Hundreds of thousands march as divided Venezuela marks birthday of its democracy
Wednesday, January 23rd 2002, 12:00 am
News On 6
CARACAS, Venezuela (AP) _ Hundreds of thousands of Venezuelans celebrated their democracy's 44th birthday in divided fashion Wednesday with an unprecedented march against President Hugo Chavez and an impassioned defense of his revolution.
Banging pots, pans and drums, more than 100,000 people marched in Caracas to protest a government they say threatens liberties gained when a military-backed popular uprising ousted Venezuela's last dictator, Marcos Perez Jimenez, on Jan. 23, 1958.
Chavez, in turn, summoned more than 100,000 people to the streets to trumpet his three-year-old democratic revolution. Citing the twin marches, Chavez's ministers argued that his government tolerates dissent and isn't clamping down on the news media.
Wednesday's marches took separate paths, and more than 3,000 police and National Guard troops were on hand to deter violence. Government supporters and opponents clashed in December when a pro-Chavez mob stormed an opposition demonstration, and Chavez supporters recently have harassed Venezuelan journalists.

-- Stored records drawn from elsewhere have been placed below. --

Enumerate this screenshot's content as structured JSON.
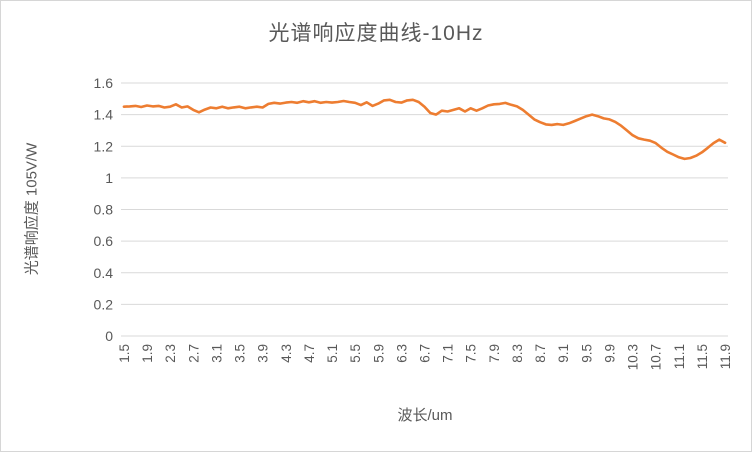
{
  "chart_data": {
    "type": "line",
    "title": "光谱响应度曲线-10Hz",
    "xlabel": "波长/um",
    "ylabel": "光谱响应度 105V/W",
    "x_start": 1.5,
    "x_step": 0.1,
    "x": [
      1.5,
      1.6,
      1.7,
      1.8,
      1.9,
      2.0,
      2.1,
      2.2,
      2.3,
      2.4,
      2.5,
      2.6,
      2.7,
      2.8,
      2.9,
      3.0,
      3.1,
      3.2,
      3.3,
      3.4,
      3.5,
      3.6,
      3.7,
      3.8,
      3.9,
      4.0,
      4.1,
      4.2,
      4.3,
      4.4,
      4.5,
      4.6,
      4.7,
      4.8,
      4.9,
      5.0,
      5.1,
      5.2,
      5.3,
      5.4,
      5.5,
      5.6,
      5.7,
      5.8,
      5.9,
      6.0,
      6.1,
      6.2,
      6.3,
      6.4,
      6.5,
      6.6,
      6.7,
      6.8,
      6.9,
      7.0,
      7.1,
      7.2,
      7.3,
      7.4,
      7.5,
      7.6,
      7.7,
      7.8,
      7.9,
      8.0,
      8.1,
      8.2,
      8.3,
      8.4,
      8.5,
      8.6,
      8.7,
      8.8,
      8.9,
      9.0,
      9.1,
      9.2,
      9.3,
      9.4,
      9.5,
      9.6,
      9.7,
      9.8,
      9.9,
      10.0,
      10.1,
      10.2,
      10.3,
      10.4,
      10.5,
      10.6,
      10.7,
      10.8,
      10.9,
      11.0,
      11.1,
      11.2,
      11.3,
      11.4,
      11.5,
      11.6,
      11.7,
      11.8,
      11.9
    ],
    "values": [
      1.45,
      1.452,
      1.455,
      1.448,
      1.458,
      1.452,
      1.455,
      1.445,
      1.45,
      1.465,
      1.445,
      1.452,
      1.43,
      1.415,
      1.432,
      1.445,
      1.44,
      1.45,
      1.44,
      1.446,
      1.45,
      1.44,
      1.446,
      1.45,
      1.445,
      1.468,
      1.475,
      1.47,
      1.476,
      1.48,
      1.475,
      1.485,
      1.478,
      1.485,
      1.475,
      1.48,
      1.476,
      1.48,
      1.486,
      1.48,
      1.475,
      1.46,
      1.478,
      1.455,
      1.47,
      1.49,
      1.494,
      1.48,
      1.476,
      1.49,
      1.494,
      1.48,
      1.45,
      1.41,
      1.4,
      1.425,
      1.42,
      1.43,
      1.44,
      1.42,
      1.44,
      1.425,
      1.44,
      1.458,
      1.465,
      1.468,
      1.474,
      1.462,
      1.452,
      1.43,
      1.4,
      1.37,
      1.352,
      1.338,
      1.335,
      1.34,
      1.335,
      1.345,
      1.36,
      1.375,
      1.39,
      1.4,
      1.39,
      1.376,
      1.37,
      1.354,
      1.33,
      1.3,
      1.27,
      1.25,
      1.242,
      1.235,
      1.22,
      1.19,
      1.165,
      1.148,
      1.13,
      1.12,
      1.126,
      1.14,
      1.162,
      1.19,
      1.22,
      1.242,
      1.222
    ],
    "x_tick_labels": [
      "1.5",
      "1.9",
      "2.3",
      "2.7",
      "3.1",
      "3.5",
      "3.9",
      "4.3",
      "4.7",
      "5.1",
      "5.5",
      "5.9",
      "6.3",
      "6.7",
      "7.1",
      "7.5",
      "7.9",
      "8.3",
      "8.7",
      "9.1",
      "9.5",
      "9.9",
      "10.3",
      "10.7",
      "11.1",
      "11.5",
      "11.9"
    ],
    "x_tick_every": 4,
    "y_tick_labels": [
      "0",
      "0.2",
      "0.4",
      "0.6",
      "0.8",
      "1",
      "1.2",
      "1.4",
      "1.6"
    ],
    "ylim": [
      0,
      1.6
    ],
    "y_tick_interval": 0.2,
    "grid": "horizontal",
    "legend": "none",
    "colors": {
      "line": "#ED7D31",
      "text": "#595959",
      "gridline": "#D9D9D9",
      "background": "#FFFFFF",
      "frame_border": "#D6D6D6"
    }
  }
}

The presidency offered to protect reporters covering Wednesday's events. Independent TV stations shared footage to eliminate the need for roving camera crews who could be subject to attack.
Opposition leaders claim Chavez has accumulated authoritarian power through elections that replaced a discredited, opposition-controlled congress and supreme court. They had to change their march route to avoid clashes when Chavez organized his ``counter-march'' last week.

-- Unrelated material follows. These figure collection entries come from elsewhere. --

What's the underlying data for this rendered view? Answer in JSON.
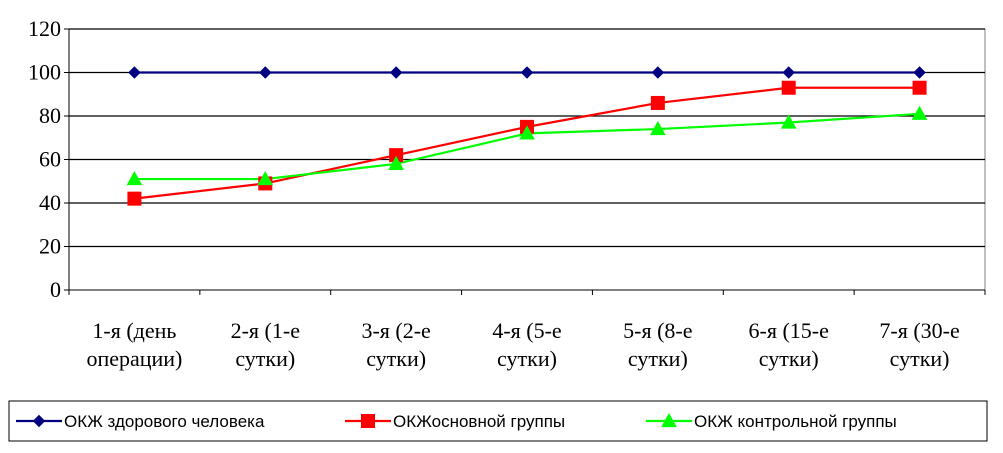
{
  "chart_data": {
    "type": "line",
    "title": "",
    "xlabel": "",
    "ylabel": "",
    "ylim": [
      0,
      120
    ],
    "yticks": [
      0,
      20,
      40,
      60,
      80,
      100,
      120
    ],
    "grid": "horizontal",
    "legend_position": "bottom",
    "categories": [
      [
        "1-я (день",
        "операции)"
      ],
      [
        "2-я (1-е",
        "сутки)"
      ],
      [
        "3-я (2-е",
        "сутки)"
      ],
      [
        "4-я (5-е",
        "сутки)"
      ],
      [
        "5-я (8-е",
        "сутки)"
      ],
      [
        "6-я (15-е",
        "сутки)"
      ],
      [
        "7-я (30-е",
        "сутки)"
      ]
    ],
    "series": [
      {
        "name": "ОКЖ здорового человека",
        "color": "#000080",
        "marker": "diamond",
        "values": [
          100,
          100,
          100,
          100,
          100,
          100,
          100
        ]
      },
      {
        "name": "ОКЖосновной группы",
        "color": "#ff0000",
        "marker": "square",
        "values": [
          42,
          49,
          62,
          75,
          86,
          93,
          93
        ]
      },
      {
        "name": "ОКЖ контрольной группы",
        "color": "#00ff00",
        "marker": "triangle",
        "values": [
          51,
          51,
          58,
          72,
          74,
          77,
          81
        ]
      }
    ]
  }
}
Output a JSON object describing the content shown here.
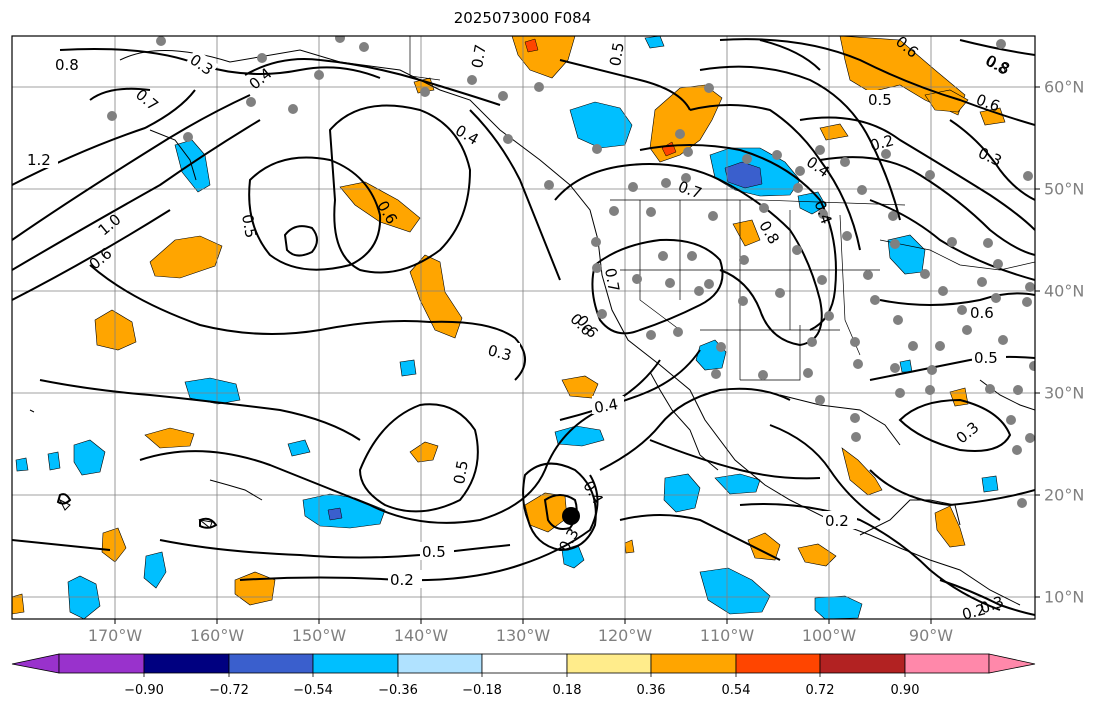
{
  "header": {
    "title": "2025073000 F084"
  },
  "axes": {
    "lon_labels": [
      "170°W",
      "160°W",
      "150°W",
      "140°W",
      "130°W",
      "120°W",
      "110°W",
      "100°W",
      "90°W"
    ],
    "lat_labels": [
      "60°N",
      "50°N",
      "40°N",
      "30°N",
      "20°N",
      "10°N"
    ],
    "grid_color": "#808080",
    "label_color": "#808080"
  },
  "colorbar": {
    "ticks": [
      "−0.90",
      "−0.72",
      "−0.54",
      "−0.36",
      "−0.18",
      "0.18",
      "0.36",
      "0.54",
      "0.72",
      "0.90"
    ],
    "colors": [
      "#9932cc",
      "#000080",
      "#3a5fcd",
      "#00bfff",
      "#b0e2ff",
      "#ffffff",
      "#ffec8b",
      "#ffa500",
      "#ff4500",
      "#b22222",
      "#ff88aa"
    ]
  },
  "contour_labels": [
    "0.8",
    "0.3",
    "0.4",
    "0.7",
    "0.5",
    "0.7",
    "0.8",
    "1.2",
    "0.4",
    "0.6",
    "1.0",
    "0.6",
    "0.5",
    "0.6",
    "0.3",
    "0.5",
    "0.4",
    "0.4",
    "0.3",
    "0.5",
    "0.2",
    "0.2",
    "0.3",
    "0.2",
    "0.6",
    "0.5",
    "0.4",
    "0.7",
    "0.6",
    "0.8",
    "0.7",
    "0.4",
    "0.5",
    "0.6",
    "0.2",
    "0.8",
    "0.6",
    "0.3",
    "0.3"
  ],
  "storm_marker": "tropical-cyclone-position"
}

``The government has to listen, because this is the way most of the country feels. It wants democracy and respect for dissent,'' said Pedro Carmona, president of Fedecamaras, Venezuela's largest business confederation.
Elected in 1998 with 80 percent of the vote, Chavez's popularity had slipped to about 35 percent by December. Many Venezuelans believe he spends too much time condemning his critics and too little tackling crime and creating jobs.
On Dec. 10, labor and business groups, surprised and angered by 49 economic laws decreed by Chavez, organized a general strike that virtually paralyzed the country.
The opposition said its march demonstrated unprecedented unity by including labor unionists, business leaders, conservative political parties and radical student groups.
Government supporters say their opponents are bent on toppling Chavez, a former army officer who led a failed coup in 1992. They say Venezuela's elite resent his efforts to redistribute wealth to the country's majority poor.
It was the first time as president that Chavez marked the anniversary of Venezuelan democracy. He previously celebrated the Feb. 4 anniversaries of his failed military coup _ and plans to do so again this year.